To this day, there is not so much an image as a feel to those words, of the old woman from 1941’s “The Wolf Man” leaning over a cane with a sparkle in her eye and a faint smile, telling Lawrence Talbot’s father, Sir John Talbot (Claude Rains) that fate is a gremlin. Again, it is not so much the image of that old gypsy woman so much as the feel of what she discusses, of Lawrence Talbot, now with this gypsy mischief in his life, a monthly chaos that comes ever closer with the waxing of the moon.
There are other moments that I don’t have handy at the moment, scraps of slurred speech when I had the presence of mind to record the ten percent of consciousness that allowed me to form words and speak them into my iPhone.
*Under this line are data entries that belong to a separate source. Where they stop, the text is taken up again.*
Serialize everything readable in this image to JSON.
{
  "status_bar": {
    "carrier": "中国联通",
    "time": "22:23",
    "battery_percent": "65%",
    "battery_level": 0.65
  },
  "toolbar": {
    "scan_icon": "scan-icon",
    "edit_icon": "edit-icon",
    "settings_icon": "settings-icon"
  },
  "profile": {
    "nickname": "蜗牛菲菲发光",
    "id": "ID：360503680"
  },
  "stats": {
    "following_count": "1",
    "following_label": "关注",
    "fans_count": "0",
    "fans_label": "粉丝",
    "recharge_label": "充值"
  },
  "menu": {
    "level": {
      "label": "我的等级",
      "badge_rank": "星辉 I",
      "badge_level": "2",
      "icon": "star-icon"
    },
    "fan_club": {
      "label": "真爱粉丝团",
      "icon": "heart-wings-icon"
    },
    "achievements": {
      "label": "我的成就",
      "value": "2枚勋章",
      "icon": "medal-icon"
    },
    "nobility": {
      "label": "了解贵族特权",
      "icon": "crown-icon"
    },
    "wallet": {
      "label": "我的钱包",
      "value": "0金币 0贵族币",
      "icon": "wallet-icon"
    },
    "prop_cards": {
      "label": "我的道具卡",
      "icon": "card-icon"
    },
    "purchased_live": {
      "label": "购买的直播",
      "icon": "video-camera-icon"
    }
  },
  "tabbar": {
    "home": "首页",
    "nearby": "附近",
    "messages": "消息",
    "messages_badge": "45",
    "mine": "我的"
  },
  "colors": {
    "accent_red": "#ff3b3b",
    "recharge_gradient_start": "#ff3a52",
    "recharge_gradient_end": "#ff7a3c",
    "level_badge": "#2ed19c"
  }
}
Often they show synesthesia, words that mention the sound of the color red, or the scent of the memory of the birthday that I turned ten. What does it feel like, my ninety-percent subconscious mind asks….is that memory rough the touch, downy as cotton, or smooth and cool as polished marble?
I think about these things, the taste of colors, the sound of scents, the scent of sandpaper’s feel against my fingers, and hope that somehow they will find their way into some sort of coherent narrative.
And I put one word in front of the other. It is what I do. It is what I have to do.